Lilly could not be dissuaded, and her choice of the camera over the paintbrush may have been an unspoken oath of allegiance to her father. While she loved her mother—and she did love her, everyone loved Madame Bloch, who allowed no other choice, with her grand manners and vast expressions of delight, her life lessons cast into compact aphorisms and her freely offered pronouncements, her stock of stories and her devil-may-care generosity—Lilly’s father offered a simpler and more doting kind of affection. Lilly knew he cared for her, even if he never said it in as many words. He could have come out against her attending the Arts Academy, but did not, could have forbidden the installation of a darkroom in what had previously been a linen closet, but did not. Photography was somehow a recognition of the role of industry—dirty, smelly industry—in making her who she was. From a cocktail of toxins and metals, her father extracted money, her mother a persona, and Lilly—a reason for being.

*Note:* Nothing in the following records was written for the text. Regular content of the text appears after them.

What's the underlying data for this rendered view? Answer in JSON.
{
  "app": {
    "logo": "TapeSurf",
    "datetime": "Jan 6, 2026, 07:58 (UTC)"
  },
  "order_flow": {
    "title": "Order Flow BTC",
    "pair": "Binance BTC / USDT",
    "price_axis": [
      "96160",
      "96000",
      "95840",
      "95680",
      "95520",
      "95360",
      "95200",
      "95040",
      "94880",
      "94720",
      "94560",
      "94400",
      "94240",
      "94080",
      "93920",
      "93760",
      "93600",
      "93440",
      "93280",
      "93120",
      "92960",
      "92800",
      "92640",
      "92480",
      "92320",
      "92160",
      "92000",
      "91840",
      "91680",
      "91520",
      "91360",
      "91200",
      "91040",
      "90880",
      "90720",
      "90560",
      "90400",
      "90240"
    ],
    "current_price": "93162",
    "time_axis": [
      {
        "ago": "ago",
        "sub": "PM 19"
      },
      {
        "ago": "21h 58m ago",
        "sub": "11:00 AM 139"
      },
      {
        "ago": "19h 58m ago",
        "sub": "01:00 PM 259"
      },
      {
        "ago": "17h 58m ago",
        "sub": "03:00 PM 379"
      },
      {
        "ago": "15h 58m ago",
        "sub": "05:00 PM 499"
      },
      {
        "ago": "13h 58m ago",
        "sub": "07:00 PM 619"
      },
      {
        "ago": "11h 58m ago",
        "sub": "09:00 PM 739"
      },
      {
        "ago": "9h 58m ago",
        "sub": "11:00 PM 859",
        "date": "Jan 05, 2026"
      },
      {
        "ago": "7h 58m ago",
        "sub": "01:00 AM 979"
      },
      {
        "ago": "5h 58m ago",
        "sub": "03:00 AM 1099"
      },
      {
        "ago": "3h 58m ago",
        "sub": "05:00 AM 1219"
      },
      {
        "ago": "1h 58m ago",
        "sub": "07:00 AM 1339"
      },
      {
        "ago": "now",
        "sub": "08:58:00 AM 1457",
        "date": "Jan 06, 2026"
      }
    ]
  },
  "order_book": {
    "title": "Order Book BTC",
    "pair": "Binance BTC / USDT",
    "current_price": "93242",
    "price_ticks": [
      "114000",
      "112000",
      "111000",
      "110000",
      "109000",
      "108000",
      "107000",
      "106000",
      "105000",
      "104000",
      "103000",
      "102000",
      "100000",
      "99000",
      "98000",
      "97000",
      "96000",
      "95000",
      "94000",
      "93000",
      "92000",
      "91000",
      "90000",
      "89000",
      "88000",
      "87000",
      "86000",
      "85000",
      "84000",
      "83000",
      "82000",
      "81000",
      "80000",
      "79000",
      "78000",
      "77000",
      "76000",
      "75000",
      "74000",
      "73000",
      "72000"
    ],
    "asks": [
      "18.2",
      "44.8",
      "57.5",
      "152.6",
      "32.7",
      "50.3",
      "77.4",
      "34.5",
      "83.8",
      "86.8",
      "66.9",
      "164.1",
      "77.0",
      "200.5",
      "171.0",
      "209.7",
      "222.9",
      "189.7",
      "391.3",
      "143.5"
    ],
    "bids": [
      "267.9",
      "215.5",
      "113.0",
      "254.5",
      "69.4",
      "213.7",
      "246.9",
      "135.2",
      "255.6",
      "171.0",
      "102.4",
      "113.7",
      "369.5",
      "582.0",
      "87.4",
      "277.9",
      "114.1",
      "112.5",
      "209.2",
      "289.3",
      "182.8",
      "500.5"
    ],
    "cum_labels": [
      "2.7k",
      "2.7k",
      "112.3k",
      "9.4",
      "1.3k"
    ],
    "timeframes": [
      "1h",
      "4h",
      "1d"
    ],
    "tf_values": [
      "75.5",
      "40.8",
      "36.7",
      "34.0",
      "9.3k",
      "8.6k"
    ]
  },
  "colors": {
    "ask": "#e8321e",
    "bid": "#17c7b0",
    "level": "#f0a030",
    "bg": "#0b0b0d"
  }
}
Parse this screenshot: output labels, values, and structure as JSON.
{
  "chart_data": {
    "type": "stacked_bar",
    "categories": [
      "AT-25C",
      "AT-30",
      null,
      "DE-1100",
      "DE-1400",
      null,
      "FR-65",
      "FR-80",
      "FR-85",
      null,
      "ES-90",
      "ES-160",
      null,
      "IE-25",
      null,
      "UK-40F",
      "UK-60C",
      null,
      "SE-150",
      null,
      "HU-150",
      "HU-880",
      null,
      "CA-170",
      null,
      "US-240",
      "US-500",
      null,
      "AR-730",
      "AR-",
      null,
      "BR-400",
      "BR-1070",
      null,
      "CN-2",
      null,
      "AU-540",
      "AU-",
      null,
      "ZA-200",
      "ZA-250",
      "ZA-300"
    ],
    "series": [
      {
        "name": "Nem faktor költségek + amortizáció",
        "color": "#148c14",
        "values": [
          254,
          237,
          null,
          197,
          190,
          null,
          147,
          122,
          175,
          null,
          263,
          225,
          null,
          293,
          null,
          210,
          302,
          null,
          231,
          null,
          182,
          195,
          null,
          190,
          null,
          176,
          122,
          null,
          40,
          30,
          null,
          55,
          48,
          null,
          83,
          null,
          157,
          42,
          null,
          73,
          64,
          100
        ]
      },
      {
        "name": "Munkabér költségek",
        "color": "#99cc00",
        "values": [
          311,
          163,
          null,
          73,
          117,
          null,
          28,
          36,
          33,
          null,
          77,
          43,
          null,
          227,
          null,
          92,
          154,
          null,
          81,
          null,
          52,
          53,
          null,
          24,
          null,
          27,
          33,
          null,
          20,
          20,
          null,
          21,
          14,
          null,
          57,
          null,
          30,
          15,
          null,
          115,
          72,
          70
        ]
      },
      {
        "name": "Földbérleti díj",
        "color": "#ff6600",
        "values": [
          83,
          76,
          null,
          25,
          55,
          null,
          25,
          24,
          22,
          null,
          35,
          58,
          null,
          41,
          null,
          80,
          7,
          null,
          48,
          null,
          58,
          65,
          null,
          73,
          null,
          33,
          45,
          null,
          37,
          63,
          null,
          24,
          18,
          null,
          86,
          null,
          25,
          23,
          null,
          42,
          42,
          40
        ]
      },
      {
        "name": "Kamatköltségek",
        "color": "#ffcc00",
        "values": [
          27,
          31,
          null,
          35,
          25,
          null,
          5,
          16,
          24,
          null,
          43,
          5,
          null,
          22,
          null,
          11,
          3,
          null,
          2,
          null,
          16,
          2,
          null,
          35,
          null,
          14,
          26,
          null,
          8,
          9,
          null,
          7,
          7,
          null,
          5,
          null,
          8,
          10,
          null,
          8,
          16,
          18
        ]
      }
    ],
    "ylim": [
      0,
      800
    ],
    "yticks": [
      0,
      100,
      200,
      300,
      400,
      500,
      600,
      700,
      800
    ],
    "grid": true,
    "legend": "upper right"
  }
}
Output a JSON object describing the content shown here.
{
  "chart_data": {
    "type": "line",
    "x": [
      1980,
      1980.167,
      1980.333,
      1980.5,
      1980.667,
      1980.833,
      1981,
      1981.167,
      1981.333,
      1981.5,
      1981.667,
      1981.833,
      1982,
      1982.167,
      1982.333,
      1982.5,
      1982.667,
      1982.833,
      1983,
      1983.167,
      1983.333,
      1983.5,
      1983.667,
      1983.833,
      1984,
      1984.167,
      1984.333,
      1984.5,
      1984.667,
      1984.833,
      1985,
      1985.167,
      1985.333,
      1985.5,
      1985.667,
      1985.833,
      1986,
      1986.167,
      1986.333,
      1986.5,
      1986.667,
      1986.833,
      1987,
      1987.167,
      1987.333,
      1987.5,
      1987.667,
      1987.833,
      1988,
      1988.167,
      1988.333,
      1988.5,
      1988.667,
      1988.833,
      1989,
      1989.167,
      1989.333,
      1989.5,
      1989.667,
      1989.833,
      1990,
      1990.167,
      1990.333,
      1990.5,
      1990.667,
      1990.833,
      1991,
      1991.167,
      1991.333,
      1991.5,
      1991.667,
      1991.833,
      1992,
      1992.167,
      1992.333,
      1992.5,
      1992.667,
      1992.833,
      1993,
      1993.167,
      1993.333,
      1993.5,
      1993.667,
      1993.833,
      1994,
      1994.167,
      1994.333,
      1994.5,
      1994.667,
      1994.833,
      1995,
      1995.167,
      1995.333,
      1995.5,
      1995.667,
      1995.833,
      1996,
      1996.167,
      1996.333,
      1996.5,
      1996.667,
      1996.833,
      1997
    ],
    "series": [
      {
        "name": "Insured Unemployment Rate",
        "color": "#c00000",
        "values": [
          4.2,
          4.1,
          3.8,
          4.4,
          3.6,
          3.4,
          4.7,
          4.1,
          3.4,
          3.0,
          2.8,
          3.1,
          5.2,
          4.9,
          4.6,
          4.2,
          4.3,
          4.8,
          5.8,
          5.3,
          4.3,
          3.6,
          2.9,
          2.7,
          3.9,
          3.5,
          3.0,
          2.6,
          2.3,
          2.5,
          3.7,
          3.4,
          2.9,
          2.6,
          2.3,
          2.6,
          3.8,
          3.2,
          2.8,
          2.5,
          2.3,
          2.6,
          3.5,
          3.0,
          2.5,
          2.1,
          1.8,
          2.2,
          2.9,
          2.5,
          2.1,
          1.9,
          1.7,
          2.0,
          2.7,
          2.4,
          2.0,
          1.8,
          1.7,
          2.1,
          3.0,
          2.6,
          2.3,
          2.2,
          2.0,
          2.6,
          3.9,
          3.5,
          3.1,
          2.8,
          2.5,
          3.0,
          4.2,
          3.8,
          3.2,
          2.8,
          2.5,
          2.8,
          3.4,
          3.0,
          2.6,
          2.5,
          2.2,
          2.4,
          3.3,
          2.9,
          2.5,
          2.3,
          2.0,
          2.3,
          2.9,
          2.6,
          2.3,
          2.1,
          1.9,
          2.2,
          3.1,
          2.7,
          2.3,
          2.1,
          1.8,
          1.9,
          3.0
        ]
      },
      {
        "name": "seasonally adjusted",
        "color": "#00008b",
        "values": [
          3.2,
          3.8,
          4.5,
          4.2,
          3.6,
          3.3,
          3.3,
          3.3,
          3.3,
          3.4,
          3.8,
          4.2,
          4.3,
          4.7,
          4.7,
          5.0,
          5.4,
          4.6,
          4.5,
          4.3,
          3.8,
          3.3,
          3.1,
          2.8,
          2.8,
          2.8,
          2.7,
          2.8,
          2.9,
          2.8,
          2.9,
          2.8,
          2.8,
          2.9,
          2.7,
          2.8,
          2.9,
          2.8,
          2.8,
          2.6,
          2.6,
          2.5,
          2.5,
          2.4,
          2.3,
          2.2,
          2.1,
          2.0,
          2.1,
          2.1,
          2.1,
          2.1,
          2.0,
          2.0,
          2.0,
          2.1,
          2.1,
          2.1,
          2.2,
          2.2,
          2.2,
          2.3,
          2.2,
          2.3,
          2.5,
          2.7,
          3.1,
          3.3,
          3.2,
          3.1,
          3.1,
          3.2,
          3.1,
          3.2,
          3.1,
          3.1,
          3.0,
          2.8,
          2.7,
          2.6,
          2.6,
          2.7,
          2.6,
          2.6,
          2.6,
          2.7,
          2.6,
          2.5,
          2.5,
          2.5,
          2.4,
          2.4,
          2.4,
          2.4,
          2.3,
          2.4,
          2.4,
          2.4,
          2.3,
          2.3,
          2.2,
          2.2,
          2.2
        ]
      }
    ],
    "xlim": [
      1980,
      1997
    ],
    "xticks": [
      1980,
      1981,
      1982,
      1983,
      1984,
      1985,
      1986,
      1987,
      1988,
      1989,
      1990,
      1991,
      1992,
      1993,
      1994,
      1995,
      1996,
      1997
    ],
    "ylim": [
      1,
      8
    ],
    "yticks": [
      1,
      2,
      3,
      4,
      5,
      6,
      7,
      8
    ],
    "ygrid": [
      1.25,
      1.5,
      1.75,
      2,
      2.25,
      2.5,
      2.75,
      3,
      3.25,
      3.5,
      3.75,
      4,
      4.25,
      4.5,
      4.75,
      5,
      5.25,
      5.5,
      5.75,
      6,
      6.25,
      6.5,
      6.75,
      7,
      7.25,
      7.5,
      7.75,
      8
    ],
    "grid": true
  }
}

At twenty, Lilly had set out for Paris, where her mother’s reputation allowed for a rapid entry to salons and ateliers. A canny gallery owner whose country home in Brittany was largely funded by Madame Bloch’s purchases introduced Lilly to Man Ray, and in the years that followed she sought out others whose experiments, in studios and on the street, extended the borders of what film could be. All the while, her mother fretted that entering the art world as an acolyte rather than a patron would only doom Lilly to the role of dilettante, hanger-on, or—horror of horrors—muse. Madame Bloch had had the misfortune of meeting many self-styled muses over the years—they were a necessary inconvenience if one was to consort with artists—and found them to be a generally hysterical lot. More than once, a teary, bandit-eyed girl had come to the house begging to know the whereabouts of some painter Madame Bloch had hosted the previous week, and who had left it to his patron to break the news that he had already returned to Madrid or Paris or Moscow or Berlin. Madame Bloch did not want her daughter among this disposable, pitiful tribe.